Wśród sześciorga zatrzymanych dziś rano (28.01) przez Centralne Biuro Antykorupcyjne dwóch pochodzi z Podlaskiego i były to osoby znane z działalności publicznej. Bartłomiej M. były rzecznik prasowy MON oraz Mariusz A. K. - były poseł PiS z Podlaskiego. CBA potwierdziło dziś, że zatrzymano sześć osób w śledztwie dotyczącym doprowadzenia Polskiej Grupy Zbrojeniowej SA. do niekorzystnego rozporządzenia mieniem znacznej wartości i sprowadzenia bezpośredniego niebezpieczeństwa wyrządzenia znacznej szkody majątkowej.

/pixabay.com/

/pixabay.com/

CBA potwierdza, że wśród zatrzymanych jest były szef gabinetu politycznego MON Bartłomiej M., były członek zarządu spółki PGZ SA Radosław O., były poseł Mariusz Antoni K., a także trzej byli pracownicy MON oraz spółki PGZ. Informację tę pierwsze podało dziś rano TVP Info.

"Wszyscy zatrzymani zostaną przewiezieni do Prokuratury Okręgowej w Tarnobrzegu, gdzie usłyszą zarzuty. W związku z zatrzymaniami funkcjonariusze CBA prowadzą przeszukania ponad 30 lokalizacji" - poinformowano w komunikacie CBA.

Wcześniej, prawdopodobnie o tej sprawie informowały media. Superwizjer TVN oraz portal GazetaWroclawska.pl ujawniły, że były poseł PiS Mariusz Antoni K. stworzył "cennik władzy". Napisano w nim, ile trzeba zapłacić za zorganizowanie spotkania z najważniejszymi urzędnikami w państwie. W reportażu przedstawiono dokument, który miał być tym "cennikiem władzy" - formalnie "ofertą doradztwa strategicznego". Oferta ta miała zawierać przygotowanie "mapy drogowej sprzedaży produktu dla służb mundurowych". Mariusz Antoni K. miał oferować "prowadzenie dialogu na poziomie rządowym (MON, MSWiA), parlamentarnym (posłowie i senatorowie z Komisji Obrony Narodowej oraz Administracji i Spraw Wewnętrznych) i administracji wojskowej".

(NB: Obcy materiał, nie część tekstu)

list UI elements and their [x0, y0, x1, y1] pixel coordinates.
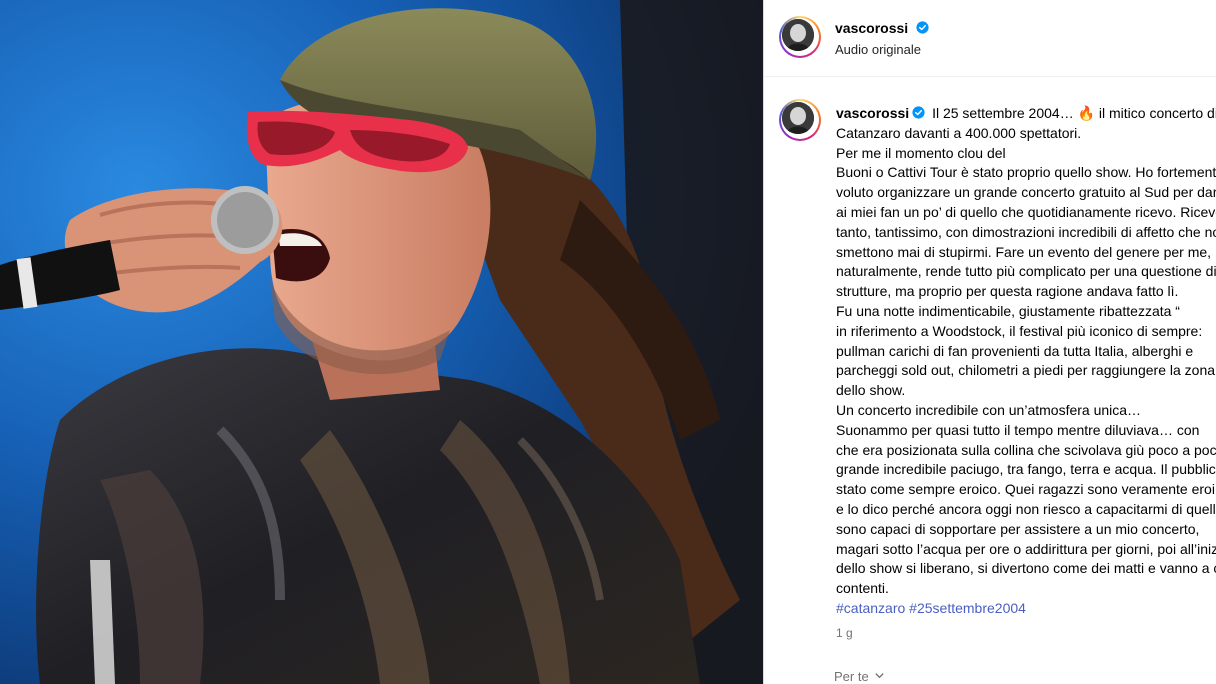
- hashtag-link[interactable]: #25settembre2004: [909, 600, 1026, 616]
- caption-line: Catanzaro davanti a 400.000 spettatori.: [836, 124, 1082, 141]
- for-you-label: Per te: [834, 669, 869, 684]
- caption-line: parcheggi sold out, chilometri a piedi p…: [836, 362, 1216, 379]
- avatar-photo: [782, 19, 814, 51]
- caption-author-username[interactable]: vascorossi: [836, 105, 909, 121]
- author-username[interactable]: vascorossi: [835, 20, 908, 36]
- audio-link[interactable]: Audio originale: [835, 41, 921, 58]
- caption-line: voluto organizzare un grande concerto gr…: [836, 184, 1216, 201]
- caption-line: dello show si liberano, si divertono com…: [836, 560, 1216, 577]
- post-details-panel: vascorossi Audio originale vascorossi Il…: [763, 0, 1216, 684]
- caption-line: pullman carichi di fan provenienti da tu…: [836, 342, 1194, 359]
- caption-line: dello show.: [836, 382, 906, 399]
- post-timestamp[interactable]: 1 g: [836, 626, 853, 640]
- post-caption: vascorossi Il 25 settembre 2004… 🔥 il mi…: [836, 104, 1216, 619]
- post-header: vascorossi Audio originale: [764, 0, 1216, 77]
- caption-line: e lo dico perché ancora oggi non riesco …: [836, 500, 1216, 517]
- concert-singer-image: [0, 0, 763, 684]
- caption-line: ai miei fan un po’ di quello che quotidi…: [836, 203, 1216, 220]
- verified-badge-icon: [916, 21, 929, 34]
- caption-line: tanto, tantissimo, con dimostrazioni inc…: [836, 223, 1216, 240]
- caption-line: in riferimento a Woodstock, il festival …: [836, 322, 1203, 339]
- caption-author-avatar[interactable]: [779, 99, 821, 141]
- caption-line: che era posizionata sulla collina che sc…: [836, 441, 1216, 458]
- caption-line: Suonammo per quasi tutto il tempo mentre…: [836, 421, 1200, 438]
- caption-line: Fu una notte indimenticabile, giustament…: [836, 302, 1180, 319]
- caption-line: Il 25 settembre 2004… 🔥 il mitico concer…: [932, 105, 1216, 121]
- caption-line: contenti.: [836, 580, 889, 597]
- post-media-video[interactable]: [0, 0, 763, 684]
- caption-line: Buoni o Cattivi Tour è stato proprio que…: [836, 164, 1216, 181]
- caption-line: stato come sempre eroico. Quei ragazzi s…: [836, 481, 1216, 498]
- hashtags: #catanzaro #25settembre2004: [836, 599, 1216, 619]
- caption-line: Per me il momento clou del: [836, 144, 1006, 161]
- caption-line: grande incredibile paciugo, tra fango, t…: [836, 461, 1216, 478]
- author-avatar[interactable]: [779, 16, 821, 58]
- caption-line: Un concerto incredibile con un’atmosfera…: [836, 401, 1142, 418]
- caption-line: smettono mai di stupirmi. Fare un evento…: [836, 243, 1212, 260]
- verified-badge-icon: [912, 106, 925, 119]
- avatar-photo: [782, 102, 814, 134]
- caption-line: naturalmente, rende tutto più complicato…: [836, 263, 1216, 280]
- caption-line: sono capaci di sopportare per assistere …: [836, 520, 1200, 537]
- for-you-dropdown[interactable]: Per te: [834, 669, 885, 684]
- chevron-down-icon: [875, 673, 884, 679]
- caption-line: magari sotto l’acqua per ore o addirittu…: [836, 540, 1216, 557]
- caption-line: strutture, ma proprio per questa ragione…: [836, 283, 1179, 300]
- hashtag-link[interactable]: #catanzaro: [836, 600, 905, 616]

Miesięczne wynagrodzenie dla Mariusza Antoniego K. za usługi proponowane w tej "ofercie" miało wynosić 45-55 tys. zł netto - podaje Superwizjer TVN i portal gazetawroclawska.pl. 

Bartłomiej M. po utracie stanowiska w resorcie w kwietniu 2017 został pełnomocnikiem zarządu państwowej Polskiej Grupy Zbrojeniowej ds. komunikacji. Dwa dni później stracił stanowisko. Założył własną firmę doradczo-martketingową. 

"W ocenie śledczych doszło do niekorzystnego rozporządzenia mieniem znacznej wartości i sprowadzenia bezpośredniego niebezpieczeństwa wyrządzenia znacznej szkody majątkowej" - podało CBA. Śledztwo, prowadzone jest na podstawie materiałów własnych CBA. Dotyczy niegospodarności, powoływania się na wpływy oraz fałszowania dokumentów przy okazji zawierania umów przez spółkę PGZ S.A.